Program Coordinator and Lead Faculty, Multimedia Technology Faculty, Game DesignRichland College
Dan Dao serves as faculty for two programs at Richland College: Interactive Simulation and Game Technology and Digital Forensics. He teaches Game Design I in the Digital Forensics program and Programming and Level Design in the Interactive Simulation and Game Technology program. Dan wrote his first “Hello World” program at the age of 12 using Basic programming, a procedural language. Changing from the procedural method of thinking, he made the shift to Object-Oriented Programming (OOP) with game programming languages in C++, Java, Unreal Scripts, Flash Action Scripts and Python.
A graduate of Plano East High School, Dan earned a bachelor’s degree in speech pathology and audiology and a master’s degree in computer science, both from the University of Texas at Dallas. A software programmer for Nortel and Ericsson Telecom Corridor corporations in the mid 1990s, he transitioned into higher education in the late 1990s, serving as Richland College’s dean of information technology from 2004 to 2006.
As a graduate student, he wrote PC role-playing games and networked his neighborhood for multi-player games. His favorite games include Final Fantasy, Guitar Hero, Kingdom Hearts, Guild Wars, Unreal Tournament, Half-Life, Microsoft Flight Simulator and Call of Duty. His current research and development project is XNA Game Studio Express and DirectX. He is a proponent of open source technology.

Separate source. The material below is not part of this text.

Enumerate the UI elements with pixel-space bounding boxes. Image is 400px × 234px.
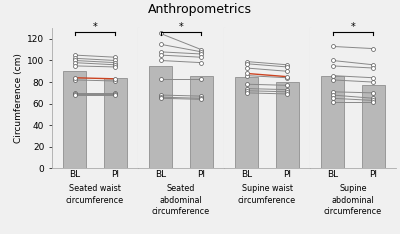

Dan was instrumental in developing Richland’s Digital Forensics program. The program is a partnership between the college and the Cyber Security Education Consortium (CSEC) through a National Science Foundation Grant. Dan teaches the Data Collection course in the Digital Forensics program.
Dan also works in the e-commerce industry to develop secure codes that can withstand repeated attacks to test applications for security flaws. This technique includes updating information about threat modeling, designing a security process, handling international and file-system issues, adding privacy to applications and performing security code reviews.